The core function to read in motif files, whether from the HOMER database, from HOMER denovo motif enrichment results, or even custom motifs. In all cases, these files must be in the HOMER-format. See below for more details.

read_motif(path)

Arguments

path

location of motif file

Value

at minimum, a tibble with the following columns:

  • consensus the consensus sequence of the denovo motif

  • motif_name name of the motif

  • log_odds_detection threshold used to determine bound vs. unbound sites

  • motif_pwm a list column with PWMs for each motif

The following columns are presented when available from complete *.motif* files or from HOMER results directories:

  • log_p_value_detection from the original experiment used to ID motif

  • tgt_num number of times motif appears in target sequences

  • tgt_pct percent of times motif appears in target sequences

  • bgd_num number of times motif appears in background sequences

  • bgd_pct percent of times motif appears in background sequences

  • log_p_value final enrichment from experiment -log10(p-value)

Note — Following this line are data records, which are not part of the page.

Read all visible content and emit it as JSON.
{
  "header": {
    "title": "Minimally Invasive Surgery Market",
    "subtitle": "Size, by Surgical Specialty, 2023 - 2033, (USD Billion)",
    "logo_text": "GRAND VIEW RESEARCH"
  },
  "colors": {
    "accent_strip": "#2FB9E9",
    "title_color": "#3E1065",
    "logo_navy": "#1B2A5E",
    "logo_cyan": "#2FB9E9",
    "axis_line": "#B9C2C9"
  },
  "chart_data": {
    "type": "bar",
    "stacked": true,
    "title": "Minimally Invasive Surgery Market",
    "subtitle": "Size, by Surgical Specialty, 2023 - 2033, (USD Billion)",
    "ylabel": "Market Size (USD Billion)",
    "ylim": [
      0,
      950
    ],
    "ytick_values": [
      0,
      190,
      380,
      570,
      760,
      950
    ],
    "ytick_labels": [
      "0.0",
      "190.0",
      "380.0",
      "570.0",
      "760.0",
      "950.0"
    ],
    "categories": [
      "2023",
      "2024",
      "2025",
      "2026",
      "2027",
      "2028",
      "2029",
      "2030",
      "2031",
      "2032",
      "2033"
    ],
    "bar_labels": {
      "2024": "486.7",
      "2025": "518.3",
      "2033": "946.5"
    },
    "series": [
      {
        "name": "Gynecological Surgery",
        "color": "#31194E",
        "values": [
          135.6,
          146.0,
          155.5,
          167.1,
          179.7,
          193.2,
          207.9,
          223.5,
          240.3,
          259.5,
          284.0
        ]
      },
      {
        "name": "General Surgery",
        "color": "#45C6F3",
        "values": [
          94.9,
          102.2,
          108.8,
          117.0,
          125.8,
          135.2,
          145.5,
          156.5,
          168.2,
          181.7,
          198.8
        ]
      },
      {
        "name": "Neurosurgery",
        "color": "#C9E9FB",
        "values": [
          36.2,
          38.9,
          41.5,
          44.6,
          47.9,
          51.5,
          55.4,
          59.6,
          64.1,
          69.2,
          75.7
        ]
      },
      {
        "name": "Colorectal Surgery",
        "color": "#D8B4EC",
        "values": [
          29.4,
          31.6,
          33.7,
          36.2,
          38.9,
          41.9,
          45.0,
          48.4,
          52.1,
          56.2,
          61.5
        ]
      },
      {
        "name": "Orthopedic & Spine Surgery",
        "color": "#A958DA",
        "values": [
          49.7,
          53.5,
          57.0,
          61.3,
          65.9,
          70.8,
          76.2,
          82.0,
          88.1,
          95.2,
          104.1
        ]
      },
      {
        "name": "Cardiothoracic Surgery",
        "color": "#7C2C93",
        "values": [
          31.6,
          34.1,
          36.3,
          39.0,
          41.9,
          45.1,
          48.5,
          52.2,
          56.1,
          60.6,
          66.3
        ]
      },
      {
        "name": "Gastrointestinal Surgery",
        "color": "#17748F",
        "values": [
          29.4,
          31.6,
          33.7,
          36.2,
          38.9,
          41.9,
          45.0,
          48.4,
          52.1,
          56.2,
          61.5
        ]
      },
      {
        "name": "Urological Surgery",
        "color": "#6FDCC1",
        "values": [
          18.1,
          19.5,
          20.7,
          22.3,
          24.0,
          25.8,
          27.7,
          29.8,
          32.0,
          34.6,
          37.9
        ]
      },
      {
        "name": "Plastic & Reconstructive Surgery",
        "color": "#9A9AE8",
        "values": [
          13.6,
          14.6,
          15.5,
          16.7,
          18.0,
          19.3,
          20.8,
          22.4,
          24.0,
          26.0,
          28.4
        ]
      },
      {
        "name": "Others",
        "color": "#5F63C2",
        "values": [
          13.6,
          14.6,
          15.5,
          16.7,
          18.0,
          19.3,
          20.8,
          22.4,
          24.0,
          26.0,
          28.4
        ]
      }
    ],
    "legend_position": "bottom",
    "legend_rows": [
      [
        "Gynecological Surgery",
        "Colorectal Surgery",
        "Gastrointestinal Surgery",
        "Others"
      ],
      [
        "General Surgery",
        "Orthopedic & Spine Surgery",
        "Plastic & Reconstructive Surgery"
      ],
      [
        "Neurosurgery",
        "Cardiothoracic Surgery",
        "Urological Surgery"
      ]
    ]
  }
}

  • tgt_pos average position of motif in target sequences, where 0 = start of sequences

  • tgt_std standard deviation of position in target sequences

  • bgd_pos average position of motif in background sequences, where 0 = start of sequences

  • bgd_std standard deviation of position in background sequences

  • strand_bias log ratio of + strand occurrences to - strand occurrences

  • multiplicity average number of occurrences per sequence in sequences with 1 or more binding sites

Details

To read-in a HOMER-formatted motif, at a minimum, the first three fields are required to properly ID the motif:

  • ">" + Consensus sequence The dominant or likeliest sequence

  • Motif name Should be unique

  • Log odds detection threshold determines bound vs. unbound sites

The remaining extra fields of HOMER-formatted motifs are described at the URL below, and primarily meant for interpreting motifs from HOMER's own database. To read more about the HOMER format, see: http://homer.ucsd.edu/homer/motif/creatingCustomMotifs.html

Note that HOMER also has additional information in the motif name regarding its origin and identity. See the internal function .parse_homer_subfields for more info and to break this field up.

Subsequent lines (after the ">") describe the position weight matrix (PWM), with columns in order of A, C, G, T describing the probabilities of per position of each nucleotide.

Note that it is possible to combine complete information (HOMER-formatted) motifs with minimal motifs. Simply use dplyr::bind_rows for easy concatenation despite column spec differences.